For a odd prime $p, \exists a,b$ such that $a^2 + ab + b^2 \equiv 0 \pmod{p} \iff \exists x,y $ such taht $x^2 + xy + y^2 = p$?

Question

We know that $p=x^2+xy+y^2$ if and only if $p \equiv 1 \pmod {3}$.

But I need $a^2+ab+b^2 \equiv 0 \pmod{p} $ if and only if $p \equiv 1 \pmod {3}$, more generalized theorem.

I think that i should proof below :

$\exists a,b$ such that $a^2 + ab + b^2 \equiv 0 \pmod{p} \iff \exists x,y $ such taht $x^2 + xy + y^2 = p$

Easy to prove ($\Longleftarrow$), but not ($\implies$).

These are some examples.

$2^2 + 2 \cdot 4 + 4^2 = 4( 1^2 + 1 \cdot 2 + 2^2) = 4 \cdot 7$

$3^2 + 3 \cdot 9 + 9^2 = 9( 1^2 + 1 \cdot 3 + 3^2) = 9 \cdot 13$

$7^2 + 7 \cdot 11 + 11^2 = 13( 2^2 + 2 \cdot 3 + 3^2) = 13 \cdot 19$

$5^2 + 5 \cdot 25 + 25^2 = 25( 1^2 + 1 \cdot 5 + 5^2) = 25 \cdot 31$

$10^2 + 10 \cdot 26 + 26^2 = 28( 3^2 + 3 \cdot 4 + 4^2) = 28 \cdot 37$

$6^2 + 6 \cdot 36 + 36^2 = 36( 1^2 + 1 \cdot 6 + 6^2) = 36 \cdot 43$

$13^2 + 13 \cdot 47 + 47^2 = 49( 4^2 + 4 \cdot 5 + 5^2) = 49 \cdot 61$

$29^2 + 29 \cdot 37 + 37^2 = 49( 2^2 + 2 \cdot 7 + 7^2) = 49 \cdot 67$

Answer 1

Given any sum with a particular prime factor $p$ we can isolate the factor $p$ via Eisenstein integer multiplication.

Take your example with $10, 26$ having the sum $28×37$. How to isolate the factor $37$?

First get rid of the common factor $2^2$ which is totally useless:

$5^2+(5×13)+13^2=7×37$

Next we associate thus quadratic form with the Eisenstein integer $5-13\omega$ whose squared norm matches the value of the quadratic form.
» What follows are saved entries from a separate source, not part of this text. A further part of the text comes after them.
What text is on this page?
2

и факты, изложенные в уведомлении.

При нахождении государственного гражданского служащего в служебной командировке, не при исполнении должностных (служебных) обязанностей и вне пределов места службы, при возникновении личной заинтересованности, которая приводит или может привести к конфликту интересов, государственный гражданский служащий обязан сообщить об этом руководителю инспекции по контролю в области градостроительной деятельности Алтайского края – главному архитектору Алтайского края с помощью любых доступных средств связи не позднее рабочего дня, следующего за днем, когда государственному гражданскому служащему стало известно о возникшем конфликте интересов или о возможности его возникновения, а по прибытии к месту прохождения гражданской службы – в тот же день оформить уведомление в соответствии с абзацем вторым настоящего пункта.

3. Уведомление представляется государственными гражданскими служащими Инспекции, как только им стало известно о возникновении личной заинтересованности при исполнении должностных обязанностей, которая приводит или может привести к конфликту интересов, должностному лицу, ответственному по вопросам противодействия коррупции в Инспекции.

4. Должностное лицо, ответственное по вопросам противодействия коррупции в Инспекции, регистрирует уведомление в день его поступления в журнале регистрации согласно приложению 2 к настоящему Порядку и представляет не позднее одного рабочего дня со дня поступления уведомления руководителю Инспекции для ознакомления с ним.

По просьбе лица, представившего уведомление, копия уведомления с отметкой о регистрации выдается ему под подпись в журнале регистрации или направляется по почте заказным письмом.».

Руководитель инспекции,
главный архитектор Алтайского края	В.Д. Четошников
Generally: $|a-b\omega|^2=a^2+ab+b^2$.

Now $7$ has several sums that similarly match up with Eisenstein integers having that squared norm:

$7=1^2+(1×2)+2^2 \rightarrow 1-2\omega$ $7=2^2+(2×1)+1^2 \rightarrow 2-\omega$ $7=1^2-(1×3)+3^2 \rightarrow 1+3\omega$ $7=3^2-(3×1)+1^2 \rightarrow 3+\omega$ $7=2^2-(2×3)+3^2 \rightarrow 2+3\omega$ $7=3^2-(3×2)+2^2 \rightarrow 3+2\omega$

All we need do is multiply our Eisenstein integer for $7×37$ above, $5-13\omega$, by the above multipliers, and look for a product that has a factor of $7$ which we drop out. We will then have a combination equalling $37$ with integer inputs.

$(5-13\omega)×(1-2\omega)=(5×1-13×2)-(5×2+13×1+13×2)\omega=-21-49\omega=-7×(3+7\omega)$

So $|3+7\omega|^2=37$ meaning $3^2-(3×7)+7^2=37$.

To get a solution with positive integers we can multiply $3+7\omega$ by $\omega$ to get a product with mixed signs:

$(3+7\omega)×\omega=-7-4\omega$

$(-7-4\omega)×\omega=4-3\omega$

Then $37=4^2+(4×3)+3^2$.

All these manipulations turn on the Euclidean domain property of the Eisenstein integers so we are sure they work.